Throughout history, militaries have relied on their weather specialists to help ensure mission success. For example, a single Navy weather observer gave the go ahead to Allied forces for June 6, 1944, D-Day.

Langley is no exception. Every sortie is subject to scrutiny by weather observers from the 1st Operations Support Squadron Weather Flight, who also provide support for the Army.

"The Air Force weather personnel provide environmental awareness to both the Air Force and the Army," said Tech. Sgt. Michael Mazucci-Mambala, 1st OSS weather forecaster. "The Army doesn't have its own weather service."

To ensure the safety of personnel and equipment, pilots are given a briefing called the mission execution forecast, said Senior Airman Nikole Vargas, 1st OSS weather forecaster. The briefing details cloud cover, sea states and other weather hazards.

High winds, low visibility and ocean waves over 10 feet tall are all factors that can cancel a mission, said Sergeant Mazucci-Mambala. If there are rough waters and winds over 25 mph, there is increased danger for both the pilot who has ejected and the rescue team.

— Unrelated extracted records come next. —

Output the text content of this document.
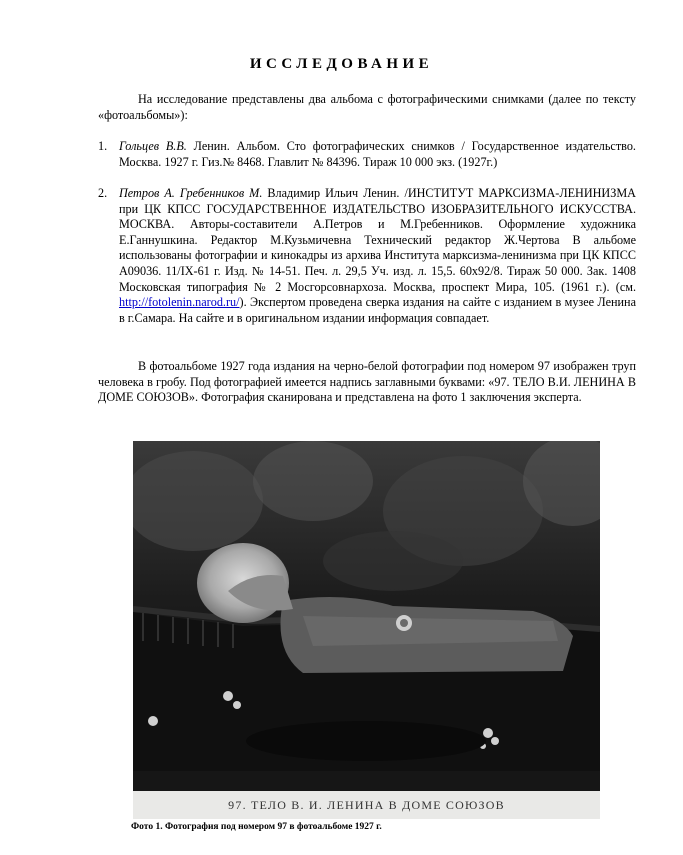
ИССЛЕДОВАНИЕ
На исследование представлены два альбома с фотографическими снимками (далее по тексту «фотоальбомы»):
1. Гольцев В.В. Ленин. Альбом. Сто фотографических снимков / Государственное издательство. Москва. 1927 г. Гиз.№ 8468. Главлит № 84396. Тираж 10 000 экз. (1927г.)
2. Петров А. Гребенников М. Владимир Ильич Ленин. /ИНСТИТУТ МАРКСИЗМА-ЛЕНИНИЗМА при ЦК КПСС ГОСУДАРСТВЕННОЕ ИЗДАТЕЛЬСТВО ИЗОБРАЗИТЕЛЬНОГО ИСКУССТВА. МОСКВА. Авторы-составители А.Петров и М.Гребенников. Оформление художника Е.Ганнушкина. Редактор М.Кузьмичевна Технический редактор Ж.Чертова В альбоме использованы фотографии и кинокадры из архива Института марксизма-ленинизма при ЦК КПСС А09036. 11/IX-61 г. Изд. № 14-51. Печ. л. 29,5 Уч. изд. л. 15,5. 60х92/8. Тираж 50 000. Зак. 1408 Московская типография № 2 Мосгорсовнархоза. Москва, проспект Мира, 105. (1961 г.). (см. http://fotolenin.narod.ru/). Экспертом проведена сверка издания на сайте с изданием в музее Ленина в г.Самара. На сайте и в оригинальном издании информация совпадает.
В фотоальбоме 1927 года издания на черно-белой фотографии под номером 97 изображен труп человека в гробу. Под фотографией имеется надпись заглавными буквами: «97. ТЕЛО В.И. ЛЕНИНА В ДОМЕ СОЮЗОВ». Фотография сканирована и представлена на фото 1 заключения эксперта.
97. ТЕЛО В. И. ЛЕНИНА В ДОМЕ СОЮЗОВ
Фото 1. Фотография под номером 97 в фотоальбоме 1927 г.
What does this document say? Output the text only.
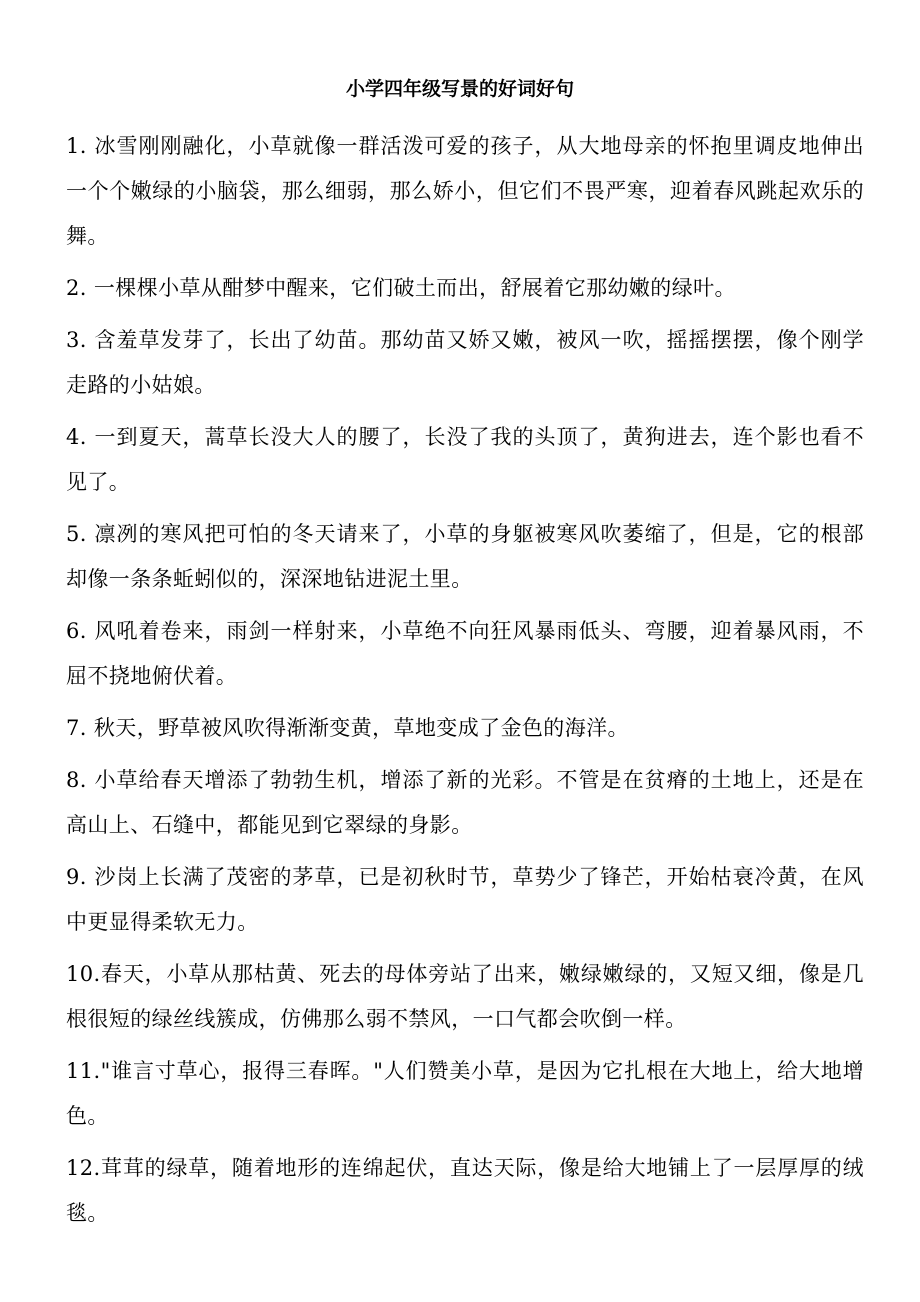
小学四年级写景的好词好句
1. 冰雪刚刚融化，小草就像一群活泼可爱的孩子，从大地母亲的怀抱里调皮地伸出一个个嫩绿的小脑袋，那么细弱，那么娇小，但它们不畏严寒，迎着春风跳起欢乐的舞。
2. 一棵棵小草从酣梦中醒来，它们破土而出，舒展着它那幼嫩的绿叶。
3. 含羞草发芽了，长出了幼苗。那幼苗又娇又嫩，被风一吹，摇摇摆摆，像个刚学走路的小姑娘。
4. 一到夏天，蒿草长没大人的腰了，长没了我的头顶了，黄狗进去，连个影也看不见了。
5. 凛冽的寒风把可怕的冬天请来了，小草的身躯被寒风吹萎缩了，但是，它的根部却像一条条蚯蚓似的，深深地钻进泥土里。
6. 风吼着卷来，雨剑一样射来，小草绝不向狂风暴雨低头、弯腰，迎着暴风雨，不屈不挠地俯伏着。
7. 秋天，野草被风吹得渐渐变黄，草地变成了金色的海洋。
8. 小草给春天增添了勃勃生机，增添了新的光彩。不管是在贫瘠的土地上，还是在高山上、石缝中，都能见到它翠绿的身影。
9. 沙岗上长满了茂密的茅草，已是初秋时节，草势少了锋芒，开始枯衰冷黄，在风中更显得柔软无力。
10.春天，小草从那枯黄、死去的母体旁站了出来，嫩绿嫩绿的，又短又细，像是几根很短的绿丝线簇成，仿佛那么弱不禁风，一口气都会吹倒一样。
11."谁言寸草心，报得三春晖。"人们赞美小草，是因为它扎根在大地上，给大地增色。
12.茸茸的绿草，随着地形的连绵起伏，直达天际，像是给大地铺上了一层厚厚的绒毯。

Additionally, weather observers inform pilots what altitude to avoid so they can remain unseen, said Sergenat Mazucci-Mambala. Condensation in the air can leave contrails and give visual identification of any aircraft, even if it has stealth capabilities like the F-22 Raptor.

"Pilots are not allowed to fly without a weather briefing from us first," said Airman Vargas. 

This requirement fully integrates weather with the fighter squadrons as a safety protocol, said Airman Vargas. 

1st OSS weather personnel accompany Langley pilots to a temporary duty location if there is no weather support already there. This ensures pilots receive a proper weather briefing at any location.

"Its weather and it's something you can never get exactly right, unlike other career fields," said Sergeant Mazucci-Mambala. "But we can get it pretty close."